To better visualize the differences between the paired samples and detect assay-specific deviations, we grouped the results according to the differences in C_t values: (i) identical results (difference <1 cycle, 77/123, 63%); (ii) similar results (difference >1 and ≤3 cycles, 42/123, 34%); and (iii) deviating results (difference >3 cycles, 4/123, 3%). Means and ranges of C_t values in each group were 32.9 (22.8–40.6) for group 1, 33.8 (24.1–40.8) for group 2, and 36.8 (31.7–43.8) for group 3. Participants with identical results (group 1) reported using 37 different assays, those with similar results (group 2) reported 26 assays, and those with deviating results (group 3) reported four assays. Ten assays are represented in both groups 1 and 2, three are represented in groups 1 and 3, and one assay is represented in all three groups (Figure 2).

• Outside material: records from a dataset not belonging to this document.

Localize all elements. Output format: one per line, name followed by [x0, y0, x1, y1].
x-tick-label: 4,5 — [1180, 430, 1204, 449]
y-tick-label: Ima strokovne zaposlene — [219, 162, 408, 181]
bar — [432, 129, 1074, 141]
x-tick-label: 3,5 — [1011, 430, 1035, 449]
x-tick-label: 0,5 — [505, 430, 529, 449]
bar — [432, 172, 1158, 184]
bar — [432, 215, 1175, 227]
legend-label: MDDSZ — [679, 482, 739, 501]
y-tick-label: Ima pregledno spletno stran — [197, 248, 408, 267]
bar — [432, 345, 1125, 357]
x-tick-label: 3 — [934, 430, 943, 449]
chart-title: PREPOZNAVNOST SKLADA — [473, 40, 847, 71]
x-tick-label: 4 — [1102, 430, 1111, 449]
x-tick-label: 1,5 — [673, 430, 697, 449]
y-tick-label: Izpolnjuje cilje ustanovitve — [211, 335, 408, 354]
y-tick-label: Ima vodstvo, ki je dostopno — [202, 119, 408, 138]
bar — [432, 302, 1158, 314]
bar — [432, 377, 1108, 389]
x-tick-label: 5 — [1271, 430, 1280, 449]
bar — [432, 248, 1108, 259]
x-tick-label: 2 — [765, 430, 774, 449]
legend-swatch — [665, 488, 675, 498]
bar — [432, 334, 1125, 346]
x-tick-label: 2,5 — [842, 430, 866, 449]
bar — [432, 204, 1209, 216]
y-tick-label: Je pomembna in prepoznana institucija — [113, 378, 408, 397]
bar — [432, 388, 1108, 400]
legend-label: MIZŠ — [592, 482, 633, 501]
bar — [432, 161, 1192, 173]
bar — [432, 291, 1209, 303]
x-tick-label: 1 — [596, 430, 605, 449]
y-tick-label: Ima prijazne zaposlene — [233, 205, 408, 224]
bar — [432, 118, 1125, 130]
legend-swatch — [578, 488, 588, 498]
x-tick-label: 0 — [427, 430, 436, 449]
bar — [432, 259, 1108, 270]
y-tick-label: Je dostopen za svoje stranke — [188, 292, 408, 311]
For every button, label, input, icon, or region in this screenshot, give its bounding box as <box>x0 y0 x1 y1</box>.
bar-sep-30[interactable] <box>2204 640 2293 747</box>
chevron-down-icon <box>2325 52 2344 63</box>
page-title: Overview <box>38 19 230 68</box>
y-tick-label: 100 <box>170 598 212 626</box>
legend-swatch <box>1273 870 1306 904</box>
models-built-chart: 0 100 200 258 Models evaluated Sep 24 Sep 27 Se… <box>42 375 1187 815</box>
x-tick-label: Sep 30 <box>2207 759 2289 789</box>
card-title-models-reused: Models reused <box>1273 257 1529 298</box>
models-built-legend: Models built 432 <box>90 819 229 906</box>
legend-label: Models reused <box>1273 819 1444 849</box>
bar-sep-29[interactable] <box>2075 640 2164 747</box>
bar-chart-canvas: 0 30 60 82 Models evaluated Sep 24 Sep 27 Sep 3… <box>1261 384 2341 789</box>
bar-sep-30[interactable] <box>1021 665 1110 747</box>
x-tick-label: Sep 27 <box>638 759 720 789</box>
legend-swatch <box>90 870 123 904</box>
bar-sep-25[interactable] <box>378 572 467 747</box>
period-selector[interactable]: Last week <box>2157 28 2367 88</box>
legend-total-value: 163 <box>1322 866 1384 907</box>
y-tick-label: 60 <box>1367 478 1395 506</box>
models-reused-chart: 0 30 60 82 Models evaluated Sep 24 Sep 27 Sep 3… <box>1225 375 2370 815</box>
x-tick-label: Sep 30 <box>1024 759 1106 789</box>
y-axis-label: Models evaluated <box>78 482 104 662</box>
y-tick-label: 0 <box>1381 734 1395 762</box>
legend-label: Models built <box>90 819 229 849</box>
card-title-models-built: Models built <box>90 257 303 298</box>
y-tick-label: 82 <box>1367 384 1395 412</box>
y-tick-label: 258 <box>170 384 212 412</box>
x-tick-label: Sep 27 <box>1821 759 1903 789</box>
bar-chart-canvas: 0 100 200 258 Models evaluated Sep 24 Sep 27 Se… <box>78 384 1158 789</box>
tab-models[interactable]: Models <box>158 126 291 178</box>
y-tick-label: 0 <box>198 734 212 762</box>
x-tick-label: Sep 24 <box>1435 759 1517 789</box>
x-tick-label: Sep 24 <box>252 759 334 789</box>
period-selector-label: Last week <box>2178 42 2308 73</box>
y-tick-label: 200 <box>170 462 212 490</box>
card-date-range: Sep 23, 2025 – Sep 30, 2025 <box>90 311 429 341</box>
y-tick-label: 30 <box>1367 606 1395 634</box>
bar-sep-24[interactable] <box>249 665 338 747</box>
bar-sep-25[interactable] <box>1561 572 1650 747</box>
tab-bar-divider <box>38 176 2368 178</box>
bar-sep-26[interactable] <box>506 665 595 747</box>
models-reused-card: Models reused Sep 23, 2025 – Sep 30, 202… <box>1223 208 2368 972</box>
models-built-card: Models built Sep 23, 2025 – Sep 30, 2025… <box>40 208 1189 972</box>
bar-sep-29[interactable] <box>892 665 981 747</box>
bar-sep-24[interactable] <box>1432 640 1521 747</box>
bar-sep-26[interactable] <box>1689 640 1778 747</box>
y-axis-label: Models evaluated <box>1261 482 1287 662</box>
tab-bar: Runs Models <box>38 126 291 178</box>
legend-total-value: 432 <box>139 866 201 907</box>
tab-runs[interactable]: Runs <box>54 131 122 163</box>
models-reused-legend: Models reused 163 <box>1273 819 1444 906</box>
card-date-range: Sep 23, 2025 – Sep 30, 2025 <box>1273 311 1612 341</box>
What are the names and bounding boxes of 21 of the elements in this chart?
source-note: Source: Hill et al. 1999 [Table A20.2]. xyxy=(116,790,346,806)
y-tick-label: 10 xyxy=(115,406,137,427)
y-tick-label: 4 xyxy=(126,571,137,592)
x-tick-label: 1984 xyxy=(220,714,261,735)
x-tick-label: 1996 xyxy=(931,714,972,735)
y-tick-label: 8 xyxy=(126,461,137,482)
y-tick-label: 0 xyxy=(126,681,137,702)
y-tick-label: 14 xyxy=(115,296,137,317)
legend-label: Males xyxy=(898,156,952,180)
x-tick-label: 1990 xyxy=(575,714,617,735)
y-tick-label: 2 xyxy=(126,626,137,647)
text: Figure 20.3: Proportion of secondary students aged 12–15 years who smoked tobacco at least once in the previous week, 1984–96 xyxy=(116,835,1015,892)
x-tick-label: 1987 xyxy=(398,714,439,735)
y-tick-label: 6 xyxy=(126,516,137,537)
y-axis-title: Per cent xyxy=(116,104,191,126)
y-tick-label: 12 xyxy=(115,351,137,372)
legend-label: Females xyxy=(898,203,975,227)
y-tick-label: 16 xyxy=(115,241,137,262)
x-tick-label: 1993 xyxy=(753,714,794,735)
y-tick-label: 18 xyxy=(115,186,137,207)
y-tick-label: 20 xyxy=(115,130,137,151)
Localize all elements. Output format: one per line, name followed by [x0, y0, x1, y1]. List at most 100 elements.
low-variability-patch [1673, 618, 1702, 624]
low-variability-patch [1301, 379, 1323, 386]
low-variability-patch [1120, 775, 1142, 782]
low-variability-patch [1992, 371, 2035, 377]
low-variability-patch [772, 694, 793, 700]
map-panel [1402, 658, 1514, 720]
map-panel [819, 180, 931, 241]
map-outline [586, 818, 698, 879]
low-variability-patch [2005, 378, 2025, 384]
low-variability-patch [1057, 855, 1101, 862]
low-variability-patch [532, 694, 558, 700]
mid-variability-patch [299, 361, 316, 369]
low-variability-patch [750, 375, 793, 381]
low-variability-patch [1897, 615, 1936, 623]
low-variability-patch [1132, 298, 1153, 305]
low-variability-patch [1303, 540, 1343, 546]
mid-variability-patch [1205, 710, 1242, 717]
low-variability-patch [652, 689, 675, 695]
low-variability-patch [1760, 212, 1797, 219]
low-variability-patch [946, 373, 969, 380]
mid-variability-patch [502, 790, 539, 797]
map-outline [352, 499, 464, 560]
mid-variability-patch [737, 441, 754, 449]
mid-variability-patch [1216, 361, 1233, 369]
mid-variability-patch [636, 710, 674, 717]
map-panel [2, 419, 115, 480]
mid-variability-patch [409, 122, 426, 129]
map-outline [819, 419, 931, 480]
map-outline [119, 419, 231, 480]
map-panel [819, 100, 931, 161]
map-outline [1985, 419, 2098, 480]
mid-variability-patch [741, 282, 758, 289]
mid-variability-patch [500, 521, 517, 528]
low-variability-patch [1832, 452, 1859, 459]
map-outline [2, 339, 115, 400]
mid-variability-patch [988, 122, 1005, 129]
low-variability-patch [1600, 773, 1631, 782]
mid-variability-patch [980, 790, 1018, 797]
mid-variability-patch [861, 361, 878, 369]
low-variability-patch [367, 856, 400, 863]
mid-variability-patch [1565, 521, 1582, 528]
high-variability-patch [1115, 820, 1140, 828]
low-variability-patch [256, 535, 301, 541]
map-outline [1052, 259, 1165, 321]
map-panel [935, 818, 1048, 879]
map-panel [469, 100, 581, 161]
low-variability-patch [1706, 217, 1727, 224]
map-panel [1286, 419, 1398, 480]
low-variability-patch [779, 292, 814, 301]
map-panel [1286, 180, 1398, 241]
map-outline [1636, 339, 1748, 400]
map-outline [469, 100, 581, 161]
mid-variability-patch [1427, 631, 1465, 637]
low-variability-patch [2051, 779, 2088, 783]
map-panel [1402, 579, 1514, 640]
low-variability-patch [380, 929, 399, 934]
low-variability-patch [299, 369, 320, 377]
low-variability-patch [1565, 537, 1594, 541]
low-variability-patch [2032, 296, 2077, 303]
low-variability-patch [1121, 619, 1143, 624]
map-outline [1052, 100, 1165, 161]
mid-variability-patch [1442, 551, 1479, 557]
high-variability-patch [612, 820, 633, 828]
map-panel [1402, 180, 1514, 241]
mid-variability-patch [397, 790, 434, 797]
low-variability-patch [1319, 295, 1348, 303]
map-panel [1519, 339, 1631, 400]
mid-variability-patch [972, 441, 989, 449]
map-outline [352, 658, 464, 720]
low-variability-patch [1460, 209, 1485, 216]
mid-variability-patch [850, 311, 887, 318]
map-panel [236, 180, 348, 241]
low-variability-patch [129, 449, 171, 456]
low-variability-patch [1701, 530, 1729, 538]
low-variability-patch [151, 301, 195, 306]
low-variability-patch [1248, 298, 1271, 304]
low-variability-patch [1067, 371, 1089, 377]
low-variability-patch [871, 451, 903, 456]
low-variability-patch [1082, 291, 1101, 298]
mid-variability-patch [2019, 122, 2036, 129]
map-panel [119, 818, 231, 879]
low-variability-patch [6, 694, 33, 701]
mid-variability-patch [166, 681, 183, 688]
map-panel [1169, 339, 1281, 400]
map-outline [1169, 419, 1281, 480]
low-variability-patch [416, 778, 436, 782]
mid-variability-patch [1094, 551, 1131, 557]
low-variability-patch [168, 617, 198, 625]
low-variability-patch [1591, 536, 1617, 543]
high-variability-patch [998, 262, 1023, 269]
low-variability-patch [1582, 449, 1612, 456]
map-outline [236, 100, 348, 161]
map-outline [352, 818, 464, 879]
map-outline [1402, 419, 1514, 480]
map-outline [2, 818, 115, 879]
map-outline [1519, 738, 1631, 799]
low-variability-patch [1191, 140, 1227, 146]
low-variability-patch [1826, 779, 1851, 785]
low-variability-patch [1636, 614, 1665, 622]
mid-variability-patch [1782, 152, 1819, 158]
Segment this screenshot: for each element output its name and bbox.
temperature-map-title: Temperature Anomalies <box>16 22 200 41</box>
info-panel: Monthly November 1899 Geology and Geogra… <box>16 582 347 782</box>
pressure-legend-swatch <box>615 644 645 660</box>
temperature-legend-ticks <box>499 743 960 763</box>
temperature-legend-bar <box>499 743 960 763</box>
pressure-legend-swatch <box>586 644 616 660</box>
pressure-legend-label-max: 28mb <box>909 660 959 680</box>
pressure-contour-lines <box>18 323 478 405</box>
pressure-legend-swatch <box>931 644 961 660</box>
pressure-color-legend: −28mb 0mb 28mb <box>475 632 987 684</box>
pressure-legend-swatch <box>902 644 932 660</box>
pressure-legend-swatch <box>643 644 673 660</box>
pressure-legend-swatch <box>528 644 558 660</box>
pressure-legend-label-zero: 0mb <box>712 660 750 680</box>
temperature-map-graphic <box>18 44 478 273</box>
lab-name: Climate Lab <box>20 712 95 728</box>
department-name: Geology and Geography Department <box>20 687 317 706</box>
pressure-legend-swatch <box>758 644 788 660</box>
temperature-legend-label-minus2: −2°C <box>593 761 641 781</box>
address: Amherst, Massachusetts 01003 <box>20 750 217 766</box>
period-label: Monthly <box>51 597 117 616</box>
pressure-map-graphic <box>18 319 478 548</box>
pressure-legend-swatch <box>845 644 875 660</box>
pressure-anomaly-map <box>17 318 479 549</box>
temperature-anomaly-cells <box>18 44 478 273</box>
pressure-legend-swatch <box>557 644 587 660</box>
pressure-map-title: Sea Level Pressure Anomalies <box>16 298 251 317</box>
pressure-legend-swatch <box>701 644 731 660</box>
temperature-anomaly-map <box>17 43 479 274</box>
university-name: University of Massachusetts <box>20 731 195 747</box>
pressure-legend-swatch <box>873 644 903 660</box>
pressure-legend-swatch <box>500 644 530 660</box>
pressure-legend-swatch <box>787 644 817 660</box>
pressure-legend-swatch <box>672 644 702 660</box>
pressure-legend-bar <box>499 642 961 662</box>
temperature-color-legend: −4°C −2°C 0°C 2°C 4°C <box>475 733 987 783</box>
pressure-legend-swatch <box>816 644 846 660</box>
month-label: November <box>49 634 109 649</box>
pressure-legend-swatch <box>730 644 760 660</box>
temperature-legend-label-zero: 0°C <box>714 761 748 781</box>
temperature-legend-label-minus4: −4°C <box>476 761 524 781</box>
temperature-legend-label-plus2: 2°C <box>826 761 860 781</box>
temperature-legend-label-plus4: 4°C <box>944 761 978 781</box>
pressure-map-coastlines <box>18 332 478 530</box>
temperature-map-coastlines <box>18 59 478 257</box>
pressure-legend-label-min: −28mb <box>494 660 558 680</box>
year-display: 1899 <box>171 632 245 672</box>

The results presented here indicate good reproducibility and thus high precision of the C_t values of most of the RT-PCR assays represented in this EQA round. As we previously noted, the detection rate of SARS-CoV-2 decreases with increasing C_t values [1], [2], [3]. Additionally, we observed that higher C_t values are more likely to be associated with greater differences between the two measurement results and thus with lower precision. By including paired samples and grouping the results based on the deviation in C_t values, we noted that only a few of the assays were categorized in more than one performance group (e.g., giving both identical results and deviating results). From this, we conclude that overall precision seems to rely on the performance of the individual assays and less on their operation. The fact that no false positive results were reported in this round confirms our earlier findings of low rates of false positive results in SARS-CoV-2 viral genome detection [3]. The high specificity of the test systems included in this EQA round was indicated by no false positive results obtained in the sample with the human betacoronavirus OC-43.

In summary, the performance of most SARS-CoV-2 virus genome detection assays in this EQA round is good, however some appear to tend to report comparatively high C_t values and thus less accurate and consequently false negative results. The use of such assays should be subject to risk analysis and assessment by their operators. The results presented here underline once again the great importance of EQA schemes for monitoring the performance of laboratories as well as of test systems. This applies in particular, if the infectious agent to be detected is a rapidly changing virus, the newly emerging variants of which have different clinical significance and a manifold of different test systems are in use.